Coach, quelle est votre analyse du match ?

"Je ne vais pas parler de football, c’était impossible d’enchaîner deux passes. La clé était de savoir quelle équipe allait le mieux s’adapter à ces conditions. Au final, on peut être satisfait du nombre d’occasions créées et on aurait d’ailleurs dû se mettre à l’abri plus tôt. Après, on a connu un moment plus difficile, pendant vingt minutes en deuxième mi-temps. On a bien géré et eu un peu de chance, c’est vrai, mais je suis fier de la persévérance et de l’état d’esprit de mes joueurs. Ils ont voulu aller au bout et arracher cette victoire."

Fallait-il jouer ce match ?

"Je viens justement d’en parler avec Alexander Blessin. On était surtout inquiet pour les blessures. Andreou aurait pu heurter la barrière après un tacle glissé en début de match. On va d’ailleurs voir ce qu’il en est avec Ilaimaharitra (NdlR : légèrement touché au genou). Il y avait un risque pour l’intégrité physique des joueurs même si on voulait enchaîner après la victoire au Standard."

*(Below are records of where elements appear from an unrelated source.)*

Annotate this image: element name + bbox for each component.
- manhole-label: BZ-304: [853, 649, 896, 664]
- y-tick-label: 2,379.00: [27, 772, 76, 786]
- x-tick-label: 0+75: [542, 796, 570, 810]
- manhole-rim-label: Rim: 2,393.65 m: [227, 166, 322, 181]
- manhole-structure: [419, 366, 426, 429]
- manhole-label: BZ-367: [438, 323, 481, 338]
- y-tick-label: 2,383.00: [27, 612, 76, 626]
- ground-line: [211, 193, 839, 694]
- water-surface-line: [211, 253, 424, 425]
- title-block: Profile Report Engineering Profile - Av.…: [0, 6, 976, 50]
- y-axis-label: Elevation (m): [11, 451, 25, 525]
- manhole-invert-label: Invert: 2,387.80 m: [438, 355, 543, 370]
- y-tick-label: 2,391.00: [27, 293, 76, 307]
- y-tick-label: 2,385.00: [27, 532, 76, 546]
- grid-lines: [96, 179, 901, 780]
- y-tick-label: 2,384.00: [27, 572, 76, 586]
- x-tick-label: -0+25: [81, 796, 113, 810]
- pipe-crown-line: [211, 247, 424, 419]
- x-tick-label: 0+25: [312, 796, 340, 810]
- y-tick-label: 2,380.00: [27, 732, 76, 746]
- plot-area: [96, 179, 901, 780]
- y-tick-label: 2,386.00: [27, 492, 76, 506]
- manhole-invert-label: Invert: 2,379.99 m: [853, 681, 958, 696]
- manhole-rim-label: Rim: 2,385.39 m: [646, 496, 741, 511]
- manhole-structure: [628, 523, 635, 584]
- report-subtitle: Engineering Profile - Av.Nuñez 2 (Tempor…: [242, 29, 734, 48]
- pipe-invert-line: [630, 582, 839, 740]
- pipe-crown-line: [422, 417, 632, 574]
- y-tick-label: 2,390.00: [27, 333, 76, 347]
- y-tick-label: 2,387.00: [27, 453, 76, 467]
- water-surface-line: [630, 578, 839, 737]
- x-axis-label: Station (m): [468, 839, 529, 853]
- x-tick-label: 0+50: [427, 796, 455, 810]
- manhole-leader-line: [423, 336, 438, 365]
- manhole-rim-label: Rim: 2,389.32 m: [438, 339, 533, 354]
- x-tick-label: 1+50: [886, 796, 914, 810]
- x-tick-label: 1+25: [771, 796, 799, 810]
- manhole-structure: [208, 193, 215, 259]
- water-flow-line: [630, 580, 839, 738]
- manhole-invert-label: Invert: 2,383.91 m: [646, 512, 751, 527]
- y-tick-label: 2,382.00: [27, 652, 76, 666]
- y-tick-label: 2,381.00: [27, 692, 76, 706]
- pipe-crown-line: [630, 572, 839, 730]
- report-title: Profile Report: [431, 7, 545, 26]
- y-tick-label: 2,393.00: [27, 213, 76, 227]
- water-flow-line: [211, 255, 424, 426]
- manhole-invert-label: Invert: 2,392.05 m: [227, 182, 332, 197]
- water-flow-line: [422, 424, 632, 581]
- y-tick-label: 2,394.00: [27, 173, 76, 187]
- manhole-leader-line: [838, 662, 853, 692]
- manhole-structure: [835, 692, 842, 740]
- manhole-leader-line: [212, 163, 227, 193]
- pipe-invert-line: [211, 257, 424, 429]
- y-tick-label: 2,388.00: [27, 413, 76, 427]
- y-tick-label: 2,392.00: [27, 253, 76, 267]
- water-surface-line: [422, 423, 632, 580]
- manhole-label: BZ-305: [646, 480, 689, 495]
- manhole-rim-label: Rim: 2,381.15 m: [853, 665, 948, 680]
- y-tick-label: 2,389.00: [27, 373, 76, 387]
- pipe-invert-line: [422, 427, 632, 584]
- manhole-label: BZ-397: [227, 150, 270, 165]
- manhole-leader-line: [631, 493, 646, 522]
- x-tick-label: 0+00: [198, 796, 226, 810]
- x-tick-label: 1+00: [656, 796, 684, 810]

Sur un terrain si difficile, on oublie toutes considérations tactiques ?

"Pas tactiques, non. Il faut cette considération-là quoi qu’il arrive. Mais les considérations techniques et en termes de principes de jeu, oui. On voulait notamment garder une densité dans l’entrejeu, permettre à nos défenseurs de se projeter vers l’avant et, en fin de match, d’amener un soutien à Nicholson avec un deuxième attaquant."